We have a great selection of fish cubes that you can pick from – Basa, Seer, Yellowfin Tuna, and Indian Salmon Cubes, to name a few. If you don’t mind picking out the bones yourself, then you can shop for any of our fresh fish and seafood options.
Dipping Sauce is a Must
For an Indian twist, you can pair the fish balls with coriander and mint chutney. If you prefer to keep it traditional, then a sweet and sour sauce is the way to go. You don’t have to make it yourself, buy a good one from your local supermarket. You can also try the good old vinegar, chilli, onion, and salt pairing. It’s easy to make and works wonderfully.
Storage
Like we mentioned earlier, you can store fish balls for up to a week in the fridge. Make sure they are cooled down completely before refrigeration. You’ll know they’ve gone off if they smell too fishy or are slimy.
Prep Time | 10 minutes |
Cook Time | 15 minutes |
Servings |
people
|
- 1 cup water
- ¼ tsp turmeric powder
- ¼ tsp salt
- 250 g Seer (Vanjaram/Surmai) - Boneless Cubes
- 3 tbsp oil
- 3 garlic cloves
- 1 Large onion
- 1 tsp red chilli flakes
- 1 tsp salt
- ½ tsp Ground Pepper
- 1 potato boiled
- 1 tbsp cornflour
- 4 tbsp Bread Crumbs
Ingredients
To cook the fish
To make fish balls
|
|
- Place a saucepan on medium-high heat and pour 1 cup of water in it. Then add turmeric, salt and fish pieces to the pan. Let it cook for 10 minutes and then strain out the excess water. After the cooked fish reaches room temperature, shred it out on a plate.
- Place another saucepan on medium heat and pour some oil in it. Add chopped garlic and onion to the pan and sauté for 2 minutes. Then, add the shredded fish pieces to the pan and mix well. Add chilli flakes, salt and pepper to the mixture to make it flavourful. Add boiled mashed potato and mix all the ingredients. Switch off the heat and set the pan aside. Let the mixture cool down.
- In a bowl, add cornflour and gradually keep adding water. Mix it well and form a slurry. Make a ball out of the fish, spices and boiled potato mixture and dip it into the cornflour batter and roll it into the breadcrumbs. Repeat the process one more time to ensure a thick coating.
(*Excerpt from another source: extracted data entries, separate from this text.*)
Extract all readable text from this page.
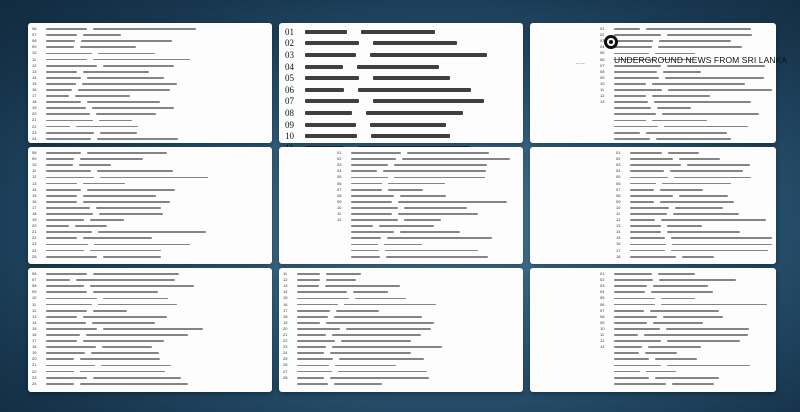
06
07
08
09
10
11
12
13
14
15
16
17
18
19
20
21
22
23
24
01
02
03
04
05
06
07
08
09
10
01
02
03
04
05
06
07
08
09
10
11
12
13
— —
08
09
10
11
12
13
14
15
16
17
18
19
20
21
22
23
24
25
01
02
03
04
05
06
07
08
09
10
11
12
01
02
03
04
05
06
07
08
09
10
11
12
13
14
15
16
17
18
06
07
08
09
10
11
12
13
14
15
16
17
18
19
20
21
22
23
24
11
12
13
14
15
16
17
18
19
20
21
22
23
24
25
26
27
28
01
02
03
04
05
06
07
08
09
10
11
12
13
UNDERGROUND NEWS FROM SRI LANKA
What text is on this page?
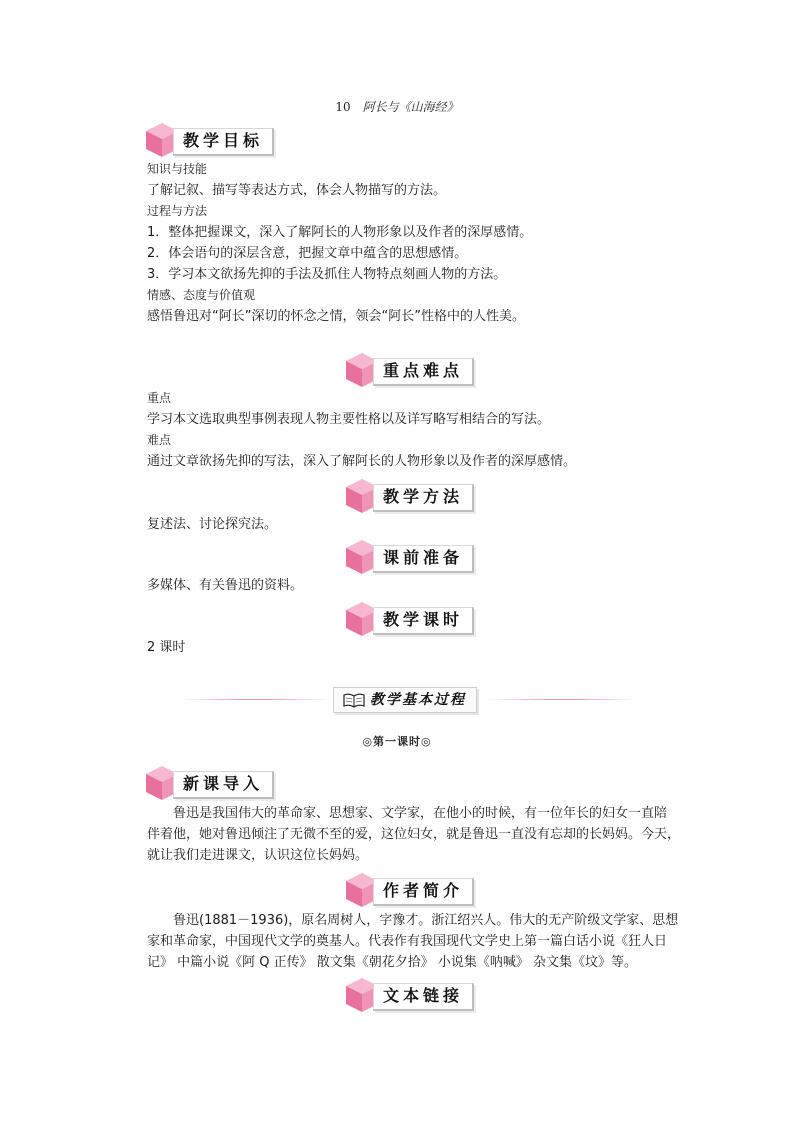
10 阿长与《山海经》
教学目标
知识与技能
了解记叙、描写等表达方式，体会人物描写的方法。
过程与方法
1．整体把握课文，深入了解阿长的人物形象以及作者的深厚感情。
2．体会语句的深层含意，把握文章中蕴含的思想感情。
3．学习本文欲扬先抑的手法及抓住人物特点刻画人物的方法。
情感、态度与价值观
感悟鲁迅对“阿长”深切的怀念之情，领会“阿长”性格中的人性美。
重点难点
重点
学习本文选取典型事例表现人物主要性格以及详写略写相结合的写法。
难点
通过文章欲扬先抑的写法，深入了解阿长的人物形象以及作者的深厚感情。
教学方法
复述法、讨论探究法。
课前准备
多媒体、有关鲁迅的资料。
教学课时
2 课时
教学基本过程
◎第一课时◎
新课导入
鲁迅是我国伟大的革命家、思想家、文学家，在他小的时候，有一位年长的妇女一直陪
伴着他，她对鲁迅倾注了无微不至的爱，这位妇女，就是鲁迅一直没有忘却的长妈妈。今天，
就让我们走进课文，认识这位长妈妈。
作者简介
鲁迅(1881－1936)，原名周树人，字豫才。浙江绍兴人。伟大的无产阶级文学家、思想
家和革命家，中国现代文学的奠基人。代表作有我国现代文学史上第一篇白话小说《狂人日
记》 中篇小说《阿 Q 正传》 散文集《朝花夕拾》 小说集《呐喊》 杂文集《坟》等。
文本链接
- Place a frying pan on high heat and add some oil to it. Drop a bread crumb in the oil to check whether the oil is ready. Once the breadcrumbs rise to the top instantly, add your coated fish balls to the pan. Deep fry them evenly for 2-3 minutes. Once they turn golden brown, remove them using a skimmer spoon. Place them on a tissue paper to soak up the excess oil. Serve hot with your favourite dip.
You don’t have to deep-fry these fish balls. They can be air-fried or boiled and added to a soup if you’d prefer a heartier meal. We hope you enjoy making and eating this quick seafood snack as much as we enjoyed telling you about it. This recipe is pretty fluid; if you’d like to try it with crab or prawn, we say why not? Give it a try. Good luck and happy eating!
Recipe Tip
Roll the balls using slightly wet hands so that the mixture doesn't stick to your palm.
Share your version with us
Have another way to make fish balls at home? Share your recipe with us!
Frequently Asked Questions
How long do fish balls last in the freezer?
You can keep fish balls in the freezer for up to a week.
Which other fish can be used to make fish balls?
You can opt for King Fish (Sakala/Cobia) – Boneless Cubes.